("La Montagne" @ 16-09-2009 a écrit :Clinique de Moulins : les chirurgiens « responsables de sa mort »
Le patron de la clinique de Moulins et un orthopédiste ont été condamnés, hier, à un an et demi et un an de prison ferme. Ils ont laissé mourir sans soins appropriés un ouvrier grièvement brûlé dans leur propre établissement.
Aucun expert n'a déchargé les docteurs Briat et Dumontier lors de l'audience au tribunal correctionnel de Moulins, Patrice Canonne n'aurait pas dû mourir (voir notre édition du 2 juillet). Cet homme de 40 ans était certes grièvement blessé par l'explosion des émanations du pot de colle avec laquelle, en août 2004, il posait, à l'aide d'un chalumeau, le revêtement de la piscine de rééducation de la clinique Saint-Odilon.

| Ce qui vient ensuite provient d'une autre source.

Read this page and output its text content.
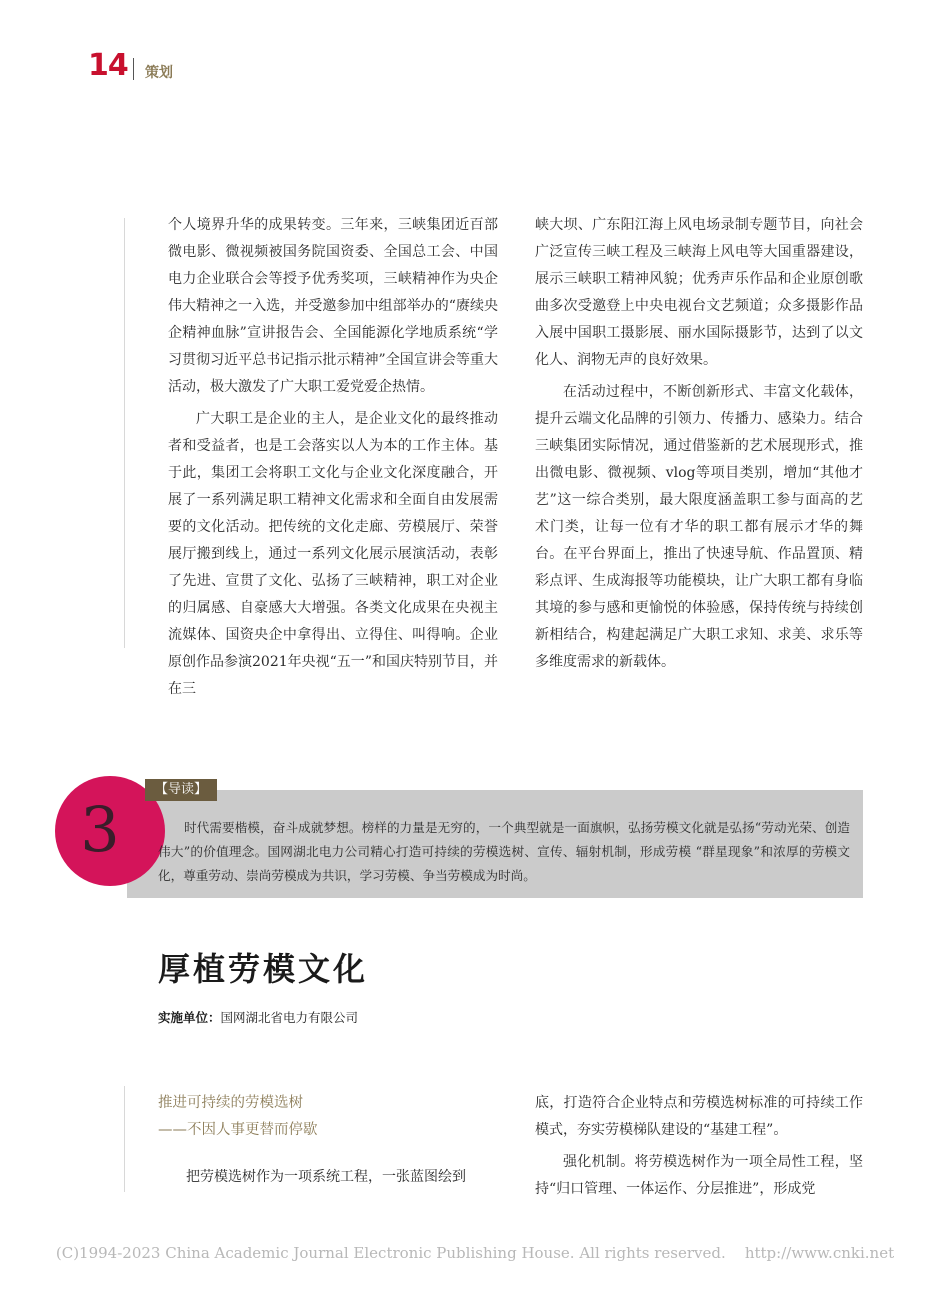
14 策划

个人境界升华的成果转变。三年来，三峡集团近百部微电影、微视频被国务院国资委、全国总工会、中国电力企业联合会等授予优秀奖项，三峡精神作为央企伟大精神之一入选，并受邀参加中组部举办的“赓续央企精神血脉”宣讲报告会、全国能源化学地质系统“学习贯彻习近平总书记指示批示精神”全国宣讲会等重大活动，极大激发了广大职工爱党爱企热情。

广大职工是企业的主人，是企业文化的最终推动者和受益者，也是工会落实以人为本的工作主体。基于此，集团工会将职工文化与企业文化深度融合，开展了一系列满足职工精神文化需求和全面自由发展需要的文化活动。把传统的文化走廊、劳模展厅、荣誉展厅搬到线上，通过一系列文化展示展演活动，表彰了先进、宣贯了文化、弘扬了三峡精神，职工对企业的归属感、自豪感大大增强。各类文化成果在央视主流媒体、国资央企中拿得出、立得住、叫得响。企业原创作品参演2021年央视“五一”和国庆特别节目，并在三

峡大坝、广东阳江海上风电场录制专题节目，向社会广泛宣传三峡工程及三峡海上风电等大国重器建设，展示三峡职工精神风貌；优秀声乐作品和企业原创歌曲多次受邀登上中央电视台文艺频道；众多摄影作品入展中国职工摄影展、丽水国际摄影节，达到了以文化人、润物无声的良好效果。

在活动过程中，不断创新形式、丰富文化载体，提升云端文化品牌的引领力、传播力、感染力。结合三峡集团实际情况，通过借鉴新的艺术展现形式，推出微电影、微视频、vlog等项目类别，增加“其他才艺”这一综合类别，最大限度涵盖职工参与面高的艺术门类，让每一位有才华的职工都有展示才华的舞台。在平台界面上，推出了快速导航、作品置顶、精彩点评、生成海报等功能模块，让广大职工都有身临其境的参与感和更愉悦的体验感，保持传统与持续创新相结合，构建起满足广大职工求知、求美、求乐等多维度需求的新载体。

3
【导读】
时代需要楷模，奋斗成就梦想。榜样的力量是无穷的，一个典型就是一面旗帜，弘扬劳模文化就是弘扬“劳动光荣、创造伟大”的价值理念。国网湖北电力公司精心打造可持续的劳模选树、宣传、辐射机制，形成劳模 “群星现象”和浓厚的劳模文化，尊重劳动、崇尚劳模成为共识，学习劳模、争当劳模成为时尚。
厚植劳模文化
实施单位：国网湖北省电力有限公司
推进可持续的劳模选树
——不因人事更替而停歇
把劳模选树作为一项系统工程，一张蓝图绘到

底，打造符合企业特点和劳模选树标准的可持续工作模式，夯实劳模梯队建设的“基建工程”。

强化机制。将劳模选树作为一项全局性工程，坚持“归口管理、一体运作、分层推进”，形成党

(C)1994-2023 China Academic Journal Electronic Publishing House. All rights reserved. http://www.cnki.net
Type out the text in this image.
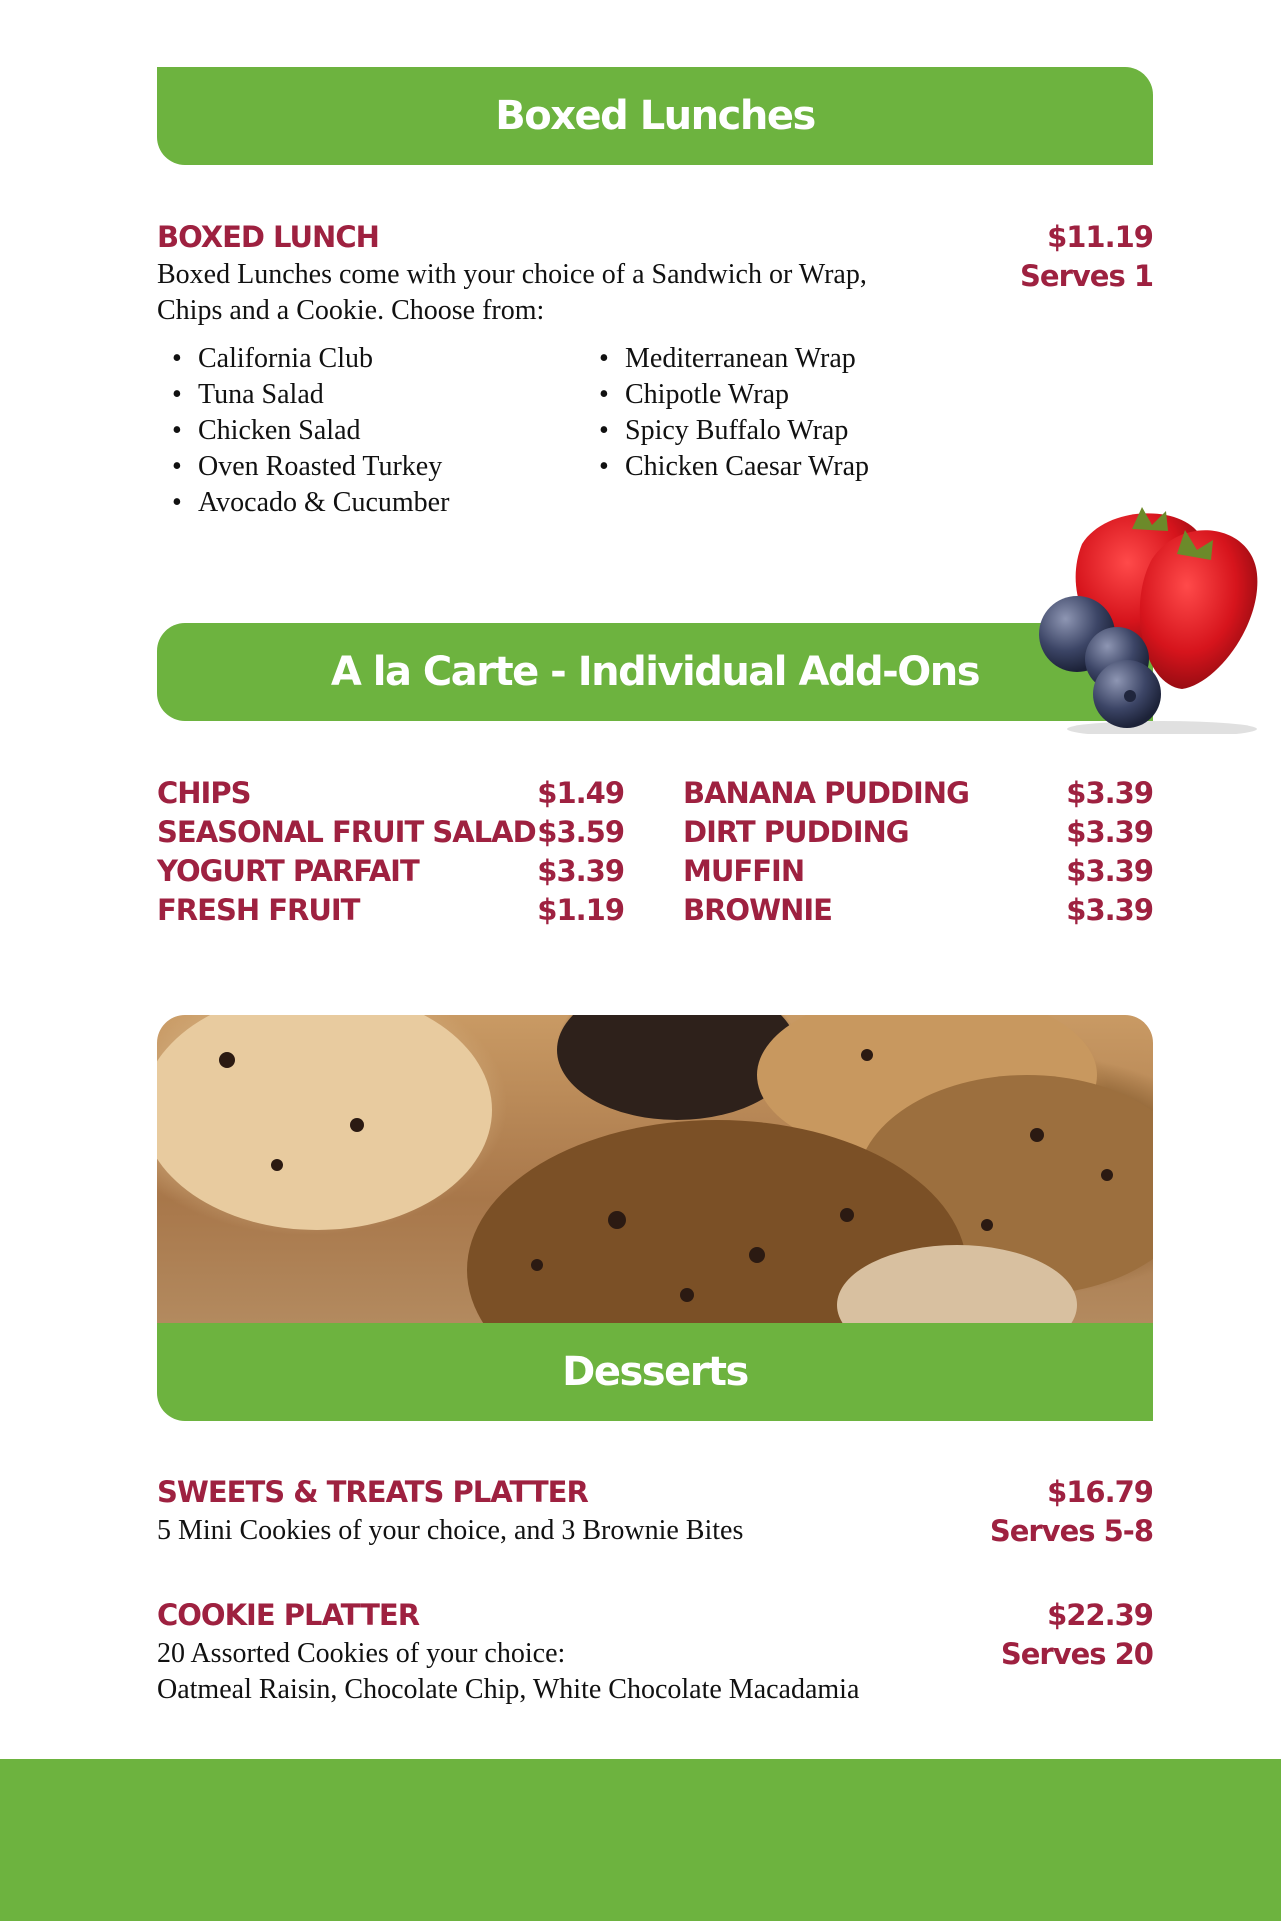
Boxed Lunches
BOXED LUNCH	$11.19
Serves 1
Boxed Lunches come with your choice of a Sandwich or Wrap,
Chips and a Cookie. Choose from:
• California Club
• Tuna Salad
• Chicken Salad
• Oven Roasted Turkey
• Avocado & Cucumber
• Mediterranean Wrap
• Chipotle Wrap
• Spicy Buffalo Wrap
• Chicken Caesar Wrap
A la Carte - Individual Add-Ons
CHIPS	$1.49
SEASONAL FRUIT SALAD $3.59
YOGURT PARFAIT	$3.39
FRESH FRUIT	$1.19
BANANA PUDDING	$3.39
DIRT PUDDING	$3.39
MUFFIN	$3.39
BROWNIE	$3.39
Desserts
SWEETS & TREATS PLATTER	$16.79
Serves 5-8
5 Mini Cookies of your choice, and 3 Brownie Bites
COOKIE PLATTER	$22.39
Serves 20
20 Assorted Cookies of your choice:
Oatmeal Raisin, Chocolate Chip, White Chocolate Macadamia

Mais il aurait pu être sauvé et, s'il est mort, les deux chirurgiens en sont « entièrement responsables », a jugé, hier, le tribunal.
Jean-Paul Briat, 66 ans, spécialiste en chirurgie digestive et directeur de la clinique, avait été le premier à examiner l'ouvrier brûlé aux jambes, aux bras et au visage :
Pansement et hydratation
« Il était debout quand je l'ai vu. Il a refusé d'être emmené à l'hôpital. Alors, comme il souffrait terriblement, je lui ai donné de la morphine. Pour le reste, j'ai appelé mon collègue ». Philippe Dumontier, 58 ans, n'est pas plus spécialisé dans les brûlures. Il est orthopédiste :
« J'ai d'abord refusé, car ce n'est pas mon domaine. Mais le Dr Briat a insisté ». L'orthopédiste a prescrit des pansements et une hydratation par perfusion.
"Qu'il pisse sa morphine"
C'est tout. Et c'était trop peu. Patrice Canonne a été installé dans une chambre de la clinique alors que les chirurgiens avaient vu les brûlures : « On avait estimé la surface atteinte à 20-25 % ». Le président Thierry Grandame a repris les expertises :
« Elles parlent, elles de 45 %. Et de toute façon, à 15 %, on envoie aux "grands brûlés. Tout médecin le sait. S'il avait été pris en charge aux "grands brûlés, il avait 55 % de chances de survie ».
Pas de soins médicaux appropriés, et même pas d'attention, a relevé la famille. Au fil des jours, sa fièvre montait à 41°, il peinait à respirer, ne pouvait plus se lever : « Il avait les yeux qui sortaient de la tête ». Aucun médecin n'a rassuré ses proches. Les infirmières ont juste transmis une de leurs réflexions : « La fièvre, c'est normal, faut qu'il pisse sa morphine »...
"Un dossier à pleurer"
Le patron de la clinique a confirmé en creux le délaissement du patient : « Je lui disais bonjour en passant le matin. On a sans doute eu un défaut de coordination ».
Après quatre jours d'agonie, Patrice Canonne a été évacué à l'hôpital. Les urgentistes sont restés ahuris : « Une odeur nauséabonde s'est dégagée d'un pansement. C'était verdâtre sous un autre ». Patrice Canonne est décédé le 4 août 2004, laissant une veuve et quatre filles de 4 à 11 ans.
« Un dossier à pleurer », a résumé l'avocate de la famille, Me Mercier-Rayet : « Et à hurler. S'il n'avait pas été un simple ouvrier, il aurait certainement eu droit à plus d'attention ». Même diagnostic pour le procureur Gérard Davergne : « Cette descente aux enfers de la souffrance, comment admettre ça ? Vous l'avez réduit à rien ».
Il avait requis de la prison avec sursis et une amende pour les chirurgiens. Le tribunal est donc allé bien au-delà, car les trois ans de prison prononcés contre les chirurgiens ne sont assortis que de dix-huit mois et deux ans de sursis.